從未時一直到此刻的戌時一刻,足足三個多時辰的不懈努力,完成了桌上這三道簡單的家常料理,炒豆角、肉片滑蛋還有一碗酸辣豆腐羹,色香上勉強還過得去,只是不知這味到底如何。

緊張的看齊瀟夾了一筷子豆角放進嘴裏,齊渃猶如殿試上的那些等待結果的貢士,惴惴不安的聽候齊瀟的金口玉音。

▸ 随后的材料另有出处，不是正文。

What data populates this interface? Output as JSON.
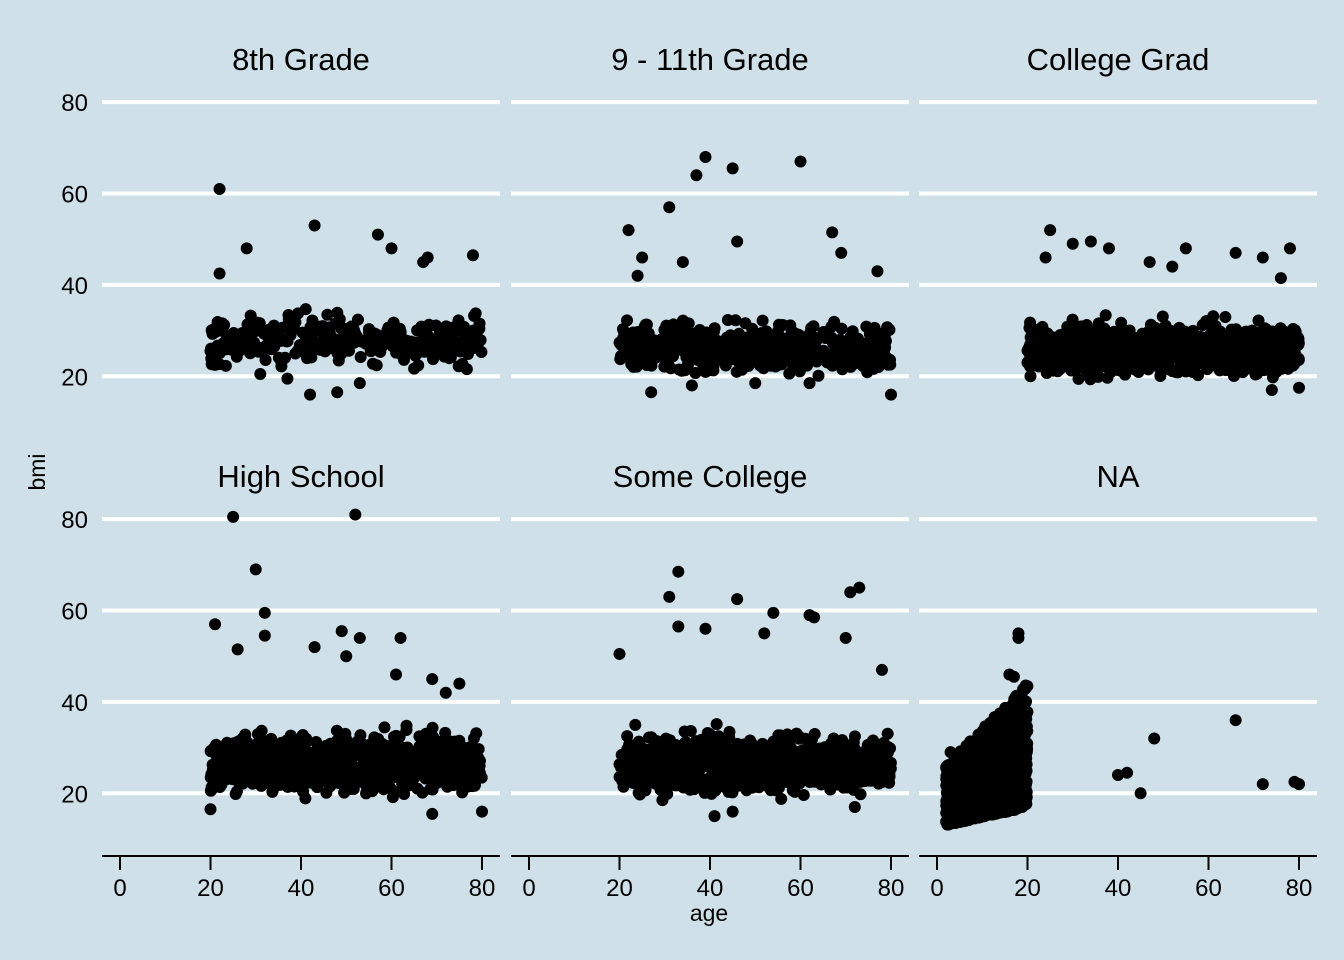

細嚼慢咽,豆角的清脆與放入花椒的辣味布滿了整個唇舌之間,咽下後清清喉嚨,對了那雙期期望著自己的墨瞳,宛若幾年前在朝堂上欽點金科狀元,聲音安瀾無痕:“口感脆中帶嫩,味微辣卻不失清爽鮮美,色澤翠綠怡人。不過……”頓了下,齊瀟故弄玄虛的閉了眼似回味著,讓齊渃捏了把汗,“此菜太過費時,讓為夫我等的不甚心焦,就此便給個二甲吧。”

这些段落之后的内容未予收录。